Chasing payments is one of those tasks that sits in a strange place — it takes time, it is uncomfortable, and it should not need to happen at all. The work was done, the invoice was sent, the terms were agreed. And yet here you are following up for the third time on something that was due two weeks ago.

The good news is that most late payments are not about cash flow problems on the client's side or a deliberate decision to delay. They are the result of invoices that arrive at the wrong time, are unclear about what is owed, or make it harder than it needs to be for the client to act on them. Those are fixable problems.

Send the Invoice Immediately When the Job Is Done

The single most effective thing you can do to get paid faster is to send the invoice the moment the work is complete, not at the end of the week or when you get around to it.

There are two reasons this matters. First, the client's engagement with your work is at its peak right after completion. They are satisfied, the job is fresh, and there is no friction in approving payment. Leave it a week and they have moved on to other things. The invoice is now interrupting something else rather than arriving as a natural conclusion to a job they just signed off on.

Second, the faster the invoice goes out the more time you have to follow up before the payment terms actually expire. An invoice sent three days after completion on 30-day terms gives you 27 days to manage it. An invoice sent two weeks after gives you 16.

Invoicing on the same day as job completion is the standard that most consistently reduces late payments. If your current process makes same-day invoicing difficult it is worth looking at why — usually it is because the invoice has to be built manually from scratch rather than generated from the existing contract or work order.

Make the Invoice Impossible to Misunderstand

A surprising number of late payments happen because the client is not sure what they are looking at. The invoice references a job number they do not recognise, lists line items in a different format than the original quote, or arrives without any reference to what was agreed.

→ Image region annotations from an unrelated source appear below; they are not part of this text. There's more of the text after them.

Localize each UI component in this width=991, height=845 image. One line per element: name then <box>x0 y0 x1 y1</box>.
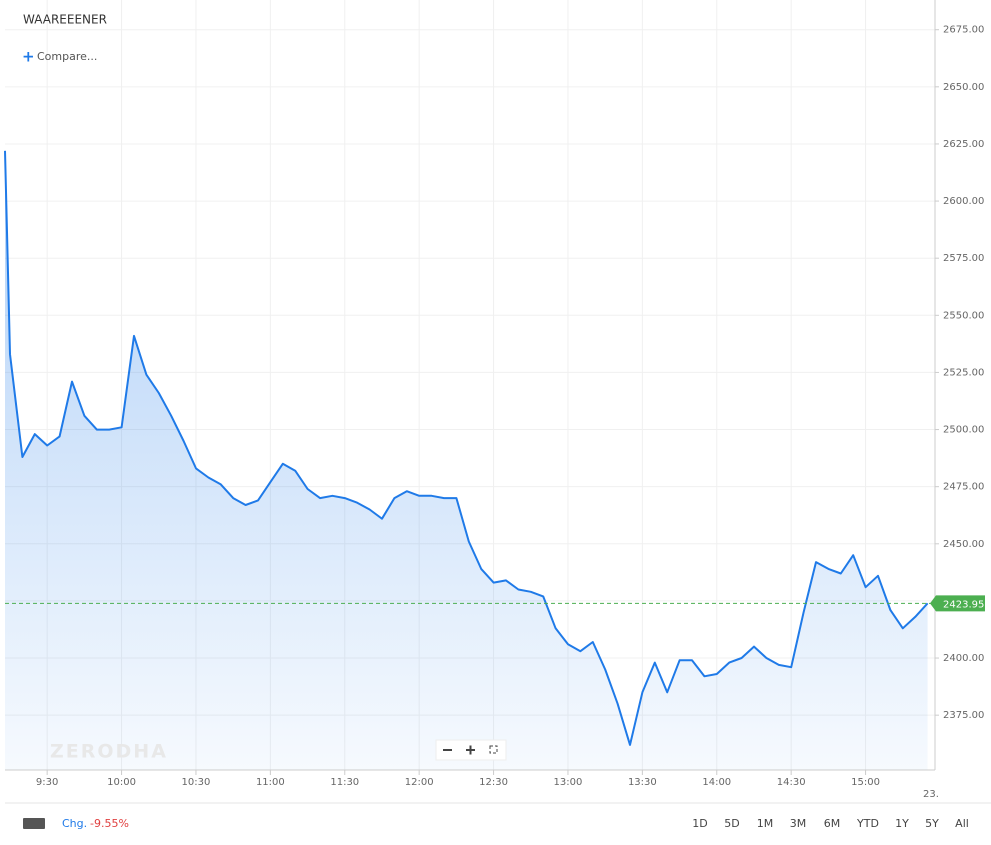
y-tick-label: 2550.00 <box>943 310 984 321</box>
range-button[interactable]: All <box>955 817 969 830</box>
price-line <box>4 150 929 746</box>
range-button[interactable]: 1M <box>757 817 774 830</box>
x-tick-label: 14:00 <box>702 777 731 788</box>
x-tick-label: 11:00 <box>256 777 285 788</box>
y-tick-label: 2475.00 <box>943 482 984 493</box>
range-button[interactable]: 1D <box>692 817 707 830</box>
area-fill <box>5 150 928 771</box>
change-value: -9.55% <box>90 817 129 830</box>
y-tick-label: 2675.00 <box>943 25 984 36</box>
y-tick-label: 2650.00 <box>943 82 984 93</box>
x-tick-label: 11:30 <box>330 777 359 788</box>
zoom-controls <box>435 739 507 761</box>
range-button[interactable]: 5Y <box>925 817 939 830</box>
range-button[interactable]: 3M <box>790 817 807 830</box>
x-tick-label: 14:30 <box>777 777 806 788</box>
y-tick-label: 2500.00 <box>943 425 984 436</box>
keyboard-icon[interactable] <box>23 818 45 829</box>
y-tick-label: 2400.00 <box>943 653 984 664</box>
last-price-label: 2423.95 <box>943 599 984 610</box>
y-tick-label: 2600.00 <box>943 196 984 207</box>
fullscreen[interactable] <box>489 745 498 754</box>
x-edge-label: 23. <box>923 789 939 800</box>
y-tick-label: 2375.00 <box>943 710 984 721</box>
x-tick-label: 13:00 <box>554 777 583 788</box>
x-tick-label: 9:30 <box>36 777 58 788</box>
y-tick-label: 2525.00 <box>943 367 984 378</box>
keyboard[interactable] <box>23 818 45 829</box>
x-tick-label: 10:00 <box>107 777 136 788</box>
y-tick-label: 2575.00 <box>943 253 984 264</box>
x-tick-label: 13:30 <box>628 777 657 788</box>
y-tick-label: 2625.00 <box>943 139 984 150</box>
compare-button[interactable]: Compare... <box>37 50 97 63</box>
range-button[interactable]: 1Y <box>895 817 909 830</box>
change-label: Chg. <box>62 817 87 830</box>
range-button[interactable]: 6M <box>824 817 841 830</box>
watermark: ZERODHA <box>50 741 168 763</box>
y-tick-label: 2450.00 <box>943 539 984 550</box>
range-button[interactable]: 5D <box>724 817 739 830</box>
x-tick-label: 10:30 <box>182 777 211 788</box>
compare-icon[interactable]: + <box>22 48 35 66</box>
range-button[interactable]: YTD <box>856 817 879 830</box>
last-price-badge <box>930 595 985 612</box>
x-tick-label: 15:00 <box>851 777 880 788</box>
symbol: WAAREEENER <box>23 13 107 27</box>
x-tick-label: 12:00 <box>405 777 434 788</box>
x-tick-label: 12:30 <box>479 777 508 788</box>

When a client is confused by an invoice the easiest thing for them to do is set it aside until they have time to work out what it is for. That is not deliberate delay — it is just how inboxes work.

A clear invoice includes:

  • A reference back to the original quote, proposal or work order number
  • A description of the work completed that matches what the client remembers agreeing to
  • Line items that are consistent with what was quoted — not reworded or reorganised
  • The total amount due stated clearly, not buried in a table
  • The exact due date, not just the payment terms
  • Clear instructions for how to pay

If the invoice is generated directly from the contract or work order rather than typed up separately, the consistency problem disappears. The line items, descriptions and amounts match because they came from the same source.

Use Shorter Payment Terms Than You Think You Need

The default for a lot of small B2B businesses is 30-day payment terms because it feels professional and gives clients breathing room. In practice, 30-day terms often result in 40 or 45-day actual payment because the 30 days gives clients a psychological permission to deprioritise the invoice for most of the period.

For smaller jobs, 14-day terms are worth trying. The shorter window keeps the invoice active in the client's attention without being aggressive. For ongoing clients with a reliable payment history, you will have a sense of what works. For new clients, starting with shorter terms and extending them over time is easier than trying to tighten them up later.

Follow Up Before the Invoice Is Overdue

Most businesses only follow up after an invoice is overdue. A brief message a few days before the due date — not chasing, just confirming the invoice was received and asking if there are any questions — catches the cases where the invoice got lost in an inbox and gives the client a prompt to act before the deadline.

It also reframes the relationship slightly. You are not a vendor demanding payment, you are a business checking in to make sure everything is in order. That tone tends to produce faster responses than a formal overdue notice does.

What to Do When an Invoice Goes Overdue

1

Day one overdue — send a short reminder

Keep it factual and assume the best. Reference the invoice number, the amount and the due date. Ask if there is anything they need from you to process payment. Most overdue invoices at this stage are administrative oversights rather than deliberate delays.

2

One week overdue — follow up again, slightly more direct

Reference your previous message and ask for a specific update. Is the invoice in their payment queue? Is there an issue with the amount? A specific question gets a more useful response than a general nudge.

3

Two weeks overdue — move to a direct conversation

At this point email is probably not the right channel. Call or message directly and address it as a conversation rather than a paper trail. Most payment issues that reach this stage have a specific reason behind them and a direct conversation surfaces it faster than further emails.

4

30 or more days overdue — review the relationship

An invoice that is 30 days past its due date is a signal about the client, not just the invoice. Before taking on the next job with them it is worth deciding whether to require a deposit upfront, tighten payment terms or address the payment history directly.

Track What Is Outstanding So Nothing Gets Forgotten

The follow-up sequence above only works if you know which invoices are outstanding, how old they are and which ones you have already chased. Trying to track this from memory or a spreadsheet means some invoices will slip through — usually the older ones that have been waiting long enough to feel awkward to chase.

An accounts receivable dashboard that shows billed versus collected, aging by client and overdue invoices at a glance means you are working from accurate information rather than a best guess about what is outstanding. The follow-up itself is quick. Finding the information to know you need to follow up is where most time gets wasted.